Aveva questa grande attenzione e una preparazione incredibile. Si copiava a mano tutte le battute dei dialoghi fino a quando non sapeva a memoria le battute di tutti. Una volta in Cristo si è fermato ad Eboli Paolo Bonacelli non ricordava più la sua e Volontè si girò verso di me con un sorrisetto e mi disse: “Non l’ha imparata a memoria”.
Era tanto rigoroso che non provò mai a passare dall’altra parte della macchina da presa come in quegli anni fecero suoi illustri colleghi Gassman, Tognazzi e tanti altri; lui voleva fare il suo lavoro e basta”.
Altro grande compagno di viaggio fu l’attore Vittorio Mezzogiorno (padre dell’attrice Giovanna) che era un ragazzo napoletano al quale pensai subito quando scrissi I tre fratelli.
Ma poi il viaggio nella memoria prosegue ricordando gli “innamoramenti cinematografici” per Elia Kassan, Dassen, Friz Lang (primo periodo), Renoir, Blasetti e il rifiuto per quel cinema da “telefoni bianchi”, per quei lungometraggi che “non riuscivano a parlarmi”.
Moretti lo interroga su quando, dopo l’esperienza importante con Visconti, avesse sentito l’esigenza di dirigere da solo e quindi si inizia a chiacchierare de La sfida, il suo primo lungometraggio la cui visione ha preceduto questo incontro e che la platea ha seguito e apprezzato; il film ha un ritmo che non ha risentito del tempo passato (uscì nel 1958) e purtroppo risulta ancora drammaticamente attuale.
Rosi prima precisa che il suo debutto vero e proprio dietro la macchina da presa fu con Camicie rosse. “Visconti promise durante le riprese di Bellissima di mettere mano a quel film ma poi cambiò idea e mandò me”. E ricorda anche che il suo primissimo progetto era la trasposizione del libro La nave morta di Travon che denunciava la storia di una nave mandata a morire per riscuotere il premio dell’assicurazione. “Solo che l’autore non si trovava e io non potevo chiedere i diritti a nessuno”.
Ma poi racconta come nacque quel film, cosa lo spinse: “Nel film cerco di spiegare didatticamente il meccanismo del sopruso.

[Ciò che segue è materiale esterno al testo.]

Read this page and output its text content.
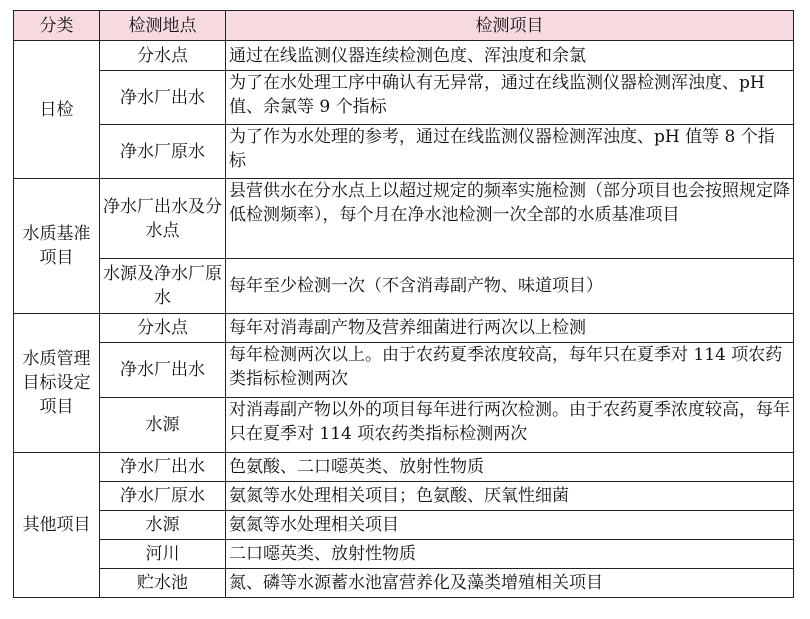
分类	检测地点	检测项目
日检	分水点	通过在线监测仪器连续检测色度、浑浊度和余氯
	净水厂出水	为了在水处理工序中确认有无异常，通过在线监测仪器检测浑浊度、pH 值、余氯等 9 个指标
	净水厂原水	为了作为水处理的参考，通过在线监测仪器检测浑浊度、pH 值等 8 个指标
水质基准项目	净水厂出水及分水点	县营供水在分水点上以超过规定的频率实施检测（部分项目也会按照规定降低检测频率），每个月在净水池检测一次全部的水质基准项目
	水源及净水厂原水	每年至少检测一次（不含消毒副产物、味道项目）
水质管理目标设定项目	分水点	每年对消毒副产物及营养细菌进行两次以上检测
	净水厂出水	每年检测两次以上。由于农药夏季浓度较高，每年只在夏季对 114 项农药类指标检测两次
	水源	对消毒副产物以外的项目每年进行两次检测。由于农药夏季浓度较高，每年只在夏季对 114 项农药类指标检测两次
其他项目	净水厂出水	色氨酸、二口噁英类、放射性物质
	净水厂原水	氨氮等水处理相关项目；色氨酸、厌氧性细菌
	水源	氨氮等水处理相关项目
	河川	二口噁英类、放射性物质
	贮水池	氮、磷等水源蓄水池富营养化及藻类增殖相关项目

Questo film raccontava una verità sotto gli occhi di tutti ma solo dopo l’uscita i giornali cominciarono a parlare di “guerra del pomodoro”.
Fu buona la reazione del pubblico e della critica; ma poi si torna a quel set napoletano, al sindaco di Napoli Achille Lauro (destra laurina, moretti precisa “un monarchico”) che amministrava in maniera “disinvolta” la città partenopea e che mentre girava nei mercati generali lo fece portar via dalle guardie e gli impedì di girare, tanto che la scena finale dell’agguato a Vito Pollara (il protagonista che entrato nel giro camorristico dei prodotti ortofrutticoli “sbarra” e per questo affronto muore) la dovette girare a Roma.
Rosi poi ricorda la recensione di Moravia al film e lo cita a memoria: “In questo film Rosi non si è preoccupato di dare la parte positiva al personaggio perché l’ha visto solo all’interno del meccanismo tra vecchia camorra e nuova camorra. L’attenzione di Rosi è stata più estetica che morale invece in America, i protestanti americani non si discostano mai dalla posizione morale”. Moravia così voleva sottolineare l’aspetto nettamente negativo di questo personaggio. Poi Rosi prosegue: “Trovai l’osservazione molto pertinente e risposi che la decisione morale stava proprio nella scelta di fare questo film”.
E plaude alla nuova era, al libro di denuncia Gomorra che “ha cambiato il modo della letteratura di trattare l’argomento mafia” e alla trasposizione cinematografica alla quale ha lavorato proprio in questi mesi Matteo Garrone (nel cast Toni Servillo).
La rassegna proseguirà domani con la proiezione di Un uomo da bruciare dei fratelli Taviani e di Valentino Orsini. Incontro Moretti-Paolo e Vittorio Taviani a fine proiezione.